Blue Mountains

Lower Grande Ronde
The Lower Grande Ronde River in Oregon's Blue Mountains Ecoregion. Photo Credit: Keith Kohl, ODFW


At 23,984 square miles, the Blue Mountains ecoregion is the largest ecoregion in Oregon. Although named for its largest mountain range, the Blue Mountains ecoregion is a diverse complex of mountain ranges, valleys, and plateaus that extends beyond Oregon into the states of Idaho and Washington. This ecoregion contains deep rock-walled canyons, glacially-cut gorges, sagebrush steppe, juniper woodlands, mountain lakes, forests, and meadows. Broad alluvial-floored river valleys support ranches surrounded by irrigated hay meadows and wheat fields. The climate varies over broad temperature and precipitation ranges because of elevational differences. Overall, the ecoregion has short, dry summers and long, cold winters. Because much of the precipitation falls as snow, snow melt gives life to the rivers and irrigated areas.

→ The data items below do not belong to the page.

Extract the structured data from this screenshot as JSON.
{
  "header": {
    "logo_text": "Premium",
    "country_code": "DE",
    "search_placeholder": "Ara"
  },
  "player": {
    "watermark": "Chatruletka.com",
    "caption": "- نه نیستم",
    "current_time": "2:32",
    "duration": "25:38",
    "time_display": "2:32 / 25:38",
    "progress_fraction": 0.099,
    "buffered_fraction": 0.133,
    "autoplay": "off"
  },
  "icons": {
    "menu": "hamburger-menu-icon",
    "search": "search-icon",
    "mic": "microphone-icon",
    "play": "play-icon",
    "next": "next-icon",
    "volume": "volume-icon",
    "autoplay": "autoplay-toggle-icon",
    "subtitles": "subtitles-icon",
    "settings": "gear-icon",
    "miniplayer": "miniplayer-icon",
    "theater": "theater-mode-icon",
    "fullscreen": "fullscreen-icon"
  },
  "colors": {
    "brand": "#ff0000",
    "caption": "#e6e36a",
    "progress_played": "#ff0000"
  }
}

Wood products and cattle production dominate the economy of the ecoregion, but dryland wheat and alfalfa are important in the river valleys. The ecoregion supports some of the finest big game hunting in the state and attracts tourists year-round, offering scenic lakes and rivers, geologic features, and alpine areas. It includes the Prineville-Bend-Redmond area, one of the fastest growing areas in the state, along with the cities of La Grande, Baker, Enterprise, and John Day.


Important Industries

Agriculture, livestock (e.g., beef cattle, dairy cattle, sheep, poultry, hogs), forest products, manufacturing, recreation (e.g., hunting, fishing, skiing, camping)

Major Crops

Wheat, alfalfa, potatoes, onions, sugar beets, carrots, field corn, mint

Important Nature-based Recreational Areas

John Day Fossil Beds National Monument, Hell’s Canyon National Recreational Area and Hell’s Canyon Wilderness, Wallowa Lake, Umatilla National Wildlife Refuge, John Day and Grande Ronde Rivers, Lake Billy Chinook, Smith Rock, and wilderness areas (especially Eagle Cap, Strawberry Mountain, North Fork John Day, and Wenaha-Tucannon Wildernesses)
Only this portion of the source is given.